Patients with AATD frequently develop dyspnea 20-30 years earlier (at age 30-45 y) than do smokers with emphysema and normal alpha1-antitrypsin levels.

Cigarette smoking accelerates the progression of emphysema in patients with AATD. Symptoms develop about 10 years earlier in alpha1-antitrypsin-deficient individuals who smoke regularly.

By the time dyspnea becomes the dominant manifestation and a diagnosis is established, most patients will have seen several physicians over several years. Efforts to improve the interval between the onset of symptoms and the diagnosis of AATD have been disappointing. Between 1968 and 2003, a significant improvement has not been noted in the average interval (approximately 8.3 +/- 6.9 y) and the number of medical evaluations before an initial diagnosis is made. [2, 12] It should be noted, however, that improvement has been shown in AATD detection in older individuals. [12]
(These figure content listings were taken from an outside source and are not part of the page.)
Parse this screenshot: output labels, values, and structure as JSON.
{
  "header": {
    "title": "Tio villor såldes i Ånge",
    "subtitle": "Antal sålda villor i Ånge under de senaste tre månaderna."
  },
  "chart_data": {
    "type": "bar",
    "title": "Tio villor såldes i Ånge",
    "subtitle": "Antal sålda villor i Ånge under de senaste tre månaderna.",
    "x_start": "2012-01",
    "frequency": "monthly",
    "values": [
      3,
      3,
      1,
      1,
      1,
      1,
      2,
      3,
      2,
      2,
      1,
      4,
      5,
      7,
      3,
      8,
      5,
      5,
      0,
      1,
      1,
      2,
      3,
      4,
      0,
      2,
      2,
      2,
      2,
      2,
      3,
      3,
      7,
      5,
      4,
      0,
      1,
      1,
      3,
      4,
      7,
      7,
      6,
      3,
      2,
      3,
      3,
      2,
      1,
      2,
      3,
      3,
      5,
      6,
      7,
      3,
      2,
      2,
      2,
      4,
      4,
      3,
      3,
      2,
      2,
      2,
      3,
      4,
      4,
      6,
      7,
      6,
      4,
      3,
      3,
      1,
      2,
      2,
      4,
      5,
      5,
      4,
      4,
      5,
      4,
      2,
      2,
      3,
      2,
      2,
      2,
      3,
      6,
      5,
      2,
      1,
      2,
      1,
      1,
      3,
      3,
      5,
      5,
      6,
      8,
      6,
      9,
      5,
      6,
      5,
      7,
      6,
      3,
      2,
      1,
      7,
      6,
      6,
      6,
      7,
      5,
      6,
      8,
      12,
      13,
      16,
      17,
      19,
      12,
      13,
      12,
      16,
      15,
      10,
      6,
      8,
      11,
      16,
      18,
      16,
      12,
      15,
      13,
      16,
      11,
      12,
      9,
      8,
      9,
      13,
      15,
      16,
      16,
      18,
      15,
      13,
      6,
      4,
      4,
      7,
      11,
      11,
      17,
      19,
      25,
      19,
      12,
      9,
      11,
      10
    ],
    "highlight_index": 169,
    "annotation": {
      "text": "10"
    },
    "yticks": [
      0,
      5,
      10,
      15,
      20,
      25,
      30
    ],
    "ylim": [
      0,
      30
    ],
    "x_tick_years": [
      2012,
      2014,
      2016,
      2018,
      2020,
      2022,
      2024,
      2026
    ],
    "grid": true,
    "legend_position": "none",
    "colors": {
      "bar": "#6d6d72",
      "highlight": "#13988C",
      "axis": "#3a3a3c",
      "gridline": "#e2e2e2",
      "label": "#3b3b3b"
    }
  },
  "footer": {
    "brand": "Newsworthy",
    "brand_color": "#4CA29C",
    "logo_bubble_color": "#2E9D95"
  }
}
Based on a large clinical population study, Bornhorst et al suggested that early diagnosis of AATD is sporadic and average age of diagnosis is 45.5 ± 9.5 years, as noted in earlier surveys. [10]

Often this diagnosis is missed, as it presents similarly to other more common illnesses such as asthma, COPD, or chronic cough. Thus, the healthcare provider must have a high level of suspicion and consider AATD in the differential diagnosis.